L'accordo raggiunto tra i rappresentati delle 3 principali comunità etnico-religiose irakene è stato raggiunto solo pochi giorni prima del referendum che il 15 ottobre sottoporrà alla consultazione popolare la nuova costituzione. Ieri sera il Partito islamico, principale organizzazione politica sunnita, ha invitato i propri elettori a votare "Si". Proprio i sunniti sono stati finora l'incognita più grande nel processo politico irakeno: contrari soprattutto al federalismo stabilito dalla Costituzione, avevano fin dall'inizio invitato a boicottarla.
"Abbiamo raggiunto un'intesa e chiediamo di votare sì al referendum che si svolgerà il 15 ottobre", ha spiegato ieri il portavoce del Partito Islamico, Ayad Sammarai; egli ha poi specificato che altri gruppi sunniti hanno approvato l'accordo.
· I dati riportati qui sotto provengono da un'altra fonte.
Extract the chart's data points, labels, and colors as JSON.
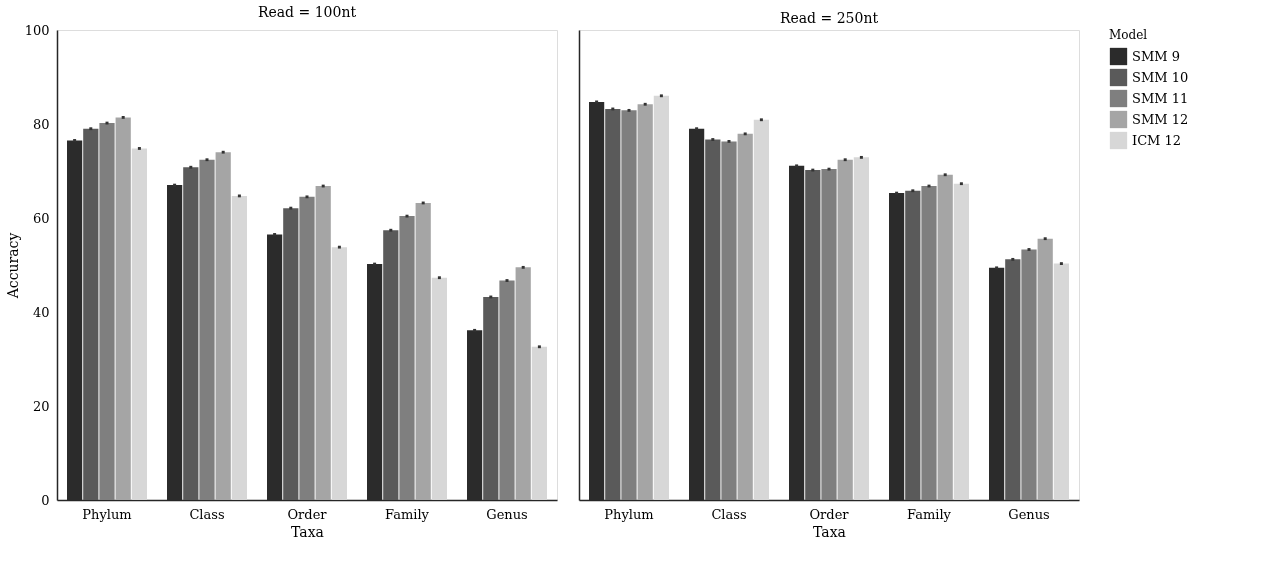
{
  "chart_data": [
    {
      "type": "bar",
      "title": "Read = 100nt",
      "xlabel": "Taxa",
      "ylabel": "Accuracy",
      "categories": [
        "Phylum",
        "Class",
        "Order",
        "Family",
        "Genus"
      ],
      "series": [
        {
          "color": "#2b2b2b",
          "values": [
            76.5,
            67.0,
            56.5,
            50.2,
            36.1
          ],
          "errors": [
            0.3,
            0.3,
            0.3,
            0.3,
            0.3
          ]
        },
        {
          "color": "#5a5a5a",
          "values": [
            79.0,
            70.8,
            62.1,
            57.4,
            43.2
          ],
          "errors": [
            0.3,
            0.3,
            0.3,
            0.3,
            0.3
          ]
        },
        {
          "color": "#7f7f7f",
          "values": [
            80.2,
            72.4,
            64.5,
            60.4,
            46.7
          ],
          "errors": [
            0.3,
            0.3,
            0.3,
            0.3,
            0.3
          ]
        },
        {
          "color": "#a5a5a5",
          "values": [
            81.4,
            74.0,
            66.8,
            63.2,
            49.5
          ],
          "errors": [
            0.3,
            0.3,
            0.3,
            0.3,
            0.3
          ]
        },
        {
          "color": "#d7d7d7",
          "values": [
            74.8,
            64.7,
            53.8,
            47.3,
            32.6
          ],
          "errors": [
            0.3,
            0.3,
            0.3,
            0.3,
            0.3
          ]
        }
      ],
      "ylim": [
        0,
        100
      ],
      "yticks": [
        0,
        20,
        40,
        60,
        80,
        100
      ],
      "grid": false,
      "legend": false
    },
    {
      "type": "bar",
      "title": "Read = 250nt",
      "xlabel": "Taxa",
      "legend_title": "Model",
      "categories": [
        "Phylum",
        "Class",
        "Order",
        "Family",
        "Genus"
      ],
      "series": [
        {
          "name": "SMM 9",
          "color": "#2b2b2b",
          "values": [
            84.7,
            79.0,
            71.1,
            65.3,
            49.4
          ],
          "errors": [
            0.3,
            0.3,
            0.3,
            0.3,
            0.3
          ]
        },
        {
          "name": "SMM 10",
          "color": "#5a5a5a",
          "values": [
            83.2,
            76.7,
            70.2,
            65.8,
            51.2
          ],
          "errors": [
            0.3,
            0.3,
            0.3,
            0.3,
            0.3
          ]
        },
        {
          "name": "SMM 11",
          "color": "#7f7f7f",
          "values": [
            82.9,
            76.3,
            70.4,
            66.8,
            53.3
          ],
          "errors": [
            0.3,
            0.3,
            0.3,
            0.3,
            0.3
          ]
        },
        {
          "name": "SMM 12",
          "color": "#a5a5a5",
          "values": [
            84.2,
            77.9,
            72.4,
            69.2,
            55.6
          ],
          "errors": [
            0.3,
            0.3,
            0.3,
            0.3,
            0.3
          ]
        },
        {
          "name": "ICM 12",
          "color": "#d7d7d7",
          "values": [
            86.0,
            80.9,
            72.9,
            67.3,
            50.3
          ],
          "errors": [
            0.3,
            0.3,
            0.3,
            0.3,
            0.3
          ]
        }
      ],
      "ylim": [
        0,
        100
      ],
      "yticks": [
        0,
        20,
        40,
        60,
        80,
        100
      ],
      "grid": false,
      "legend": "right",
      "tick_labels": "x"
    }
  ]
}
Tra questi lo Ahl al Sunna e il Waqf.
Secondo l'intesa, dopo le elezioni politiche di dicembre, quando sarà stato eletto il parlamento, verrà istituita una commissione che potrà cambiare la Costituzione entro un periodo di 4 mesi dall'insediamento dell'Assemblea, per poi sottoporre a referendum gli eventuali nuovi articoli.
Continua però la ferma opposizione alla Carta da parte di altre componenti sunnite, che tra ieri sera e oggi hanno ribadito il loro "no" anche dopo gli ultimi colloqui.
L'accordo di ieri indica, comunque, che una parte consistente dei sunniti punta a inserirsi nel processo politico del nuovo Iraq. Un'ampia partecipazione sunnita al referendum di sabato e un voto favorevole a larga maggioranza legittimerebbe i passi successivi del nuovo Iraq.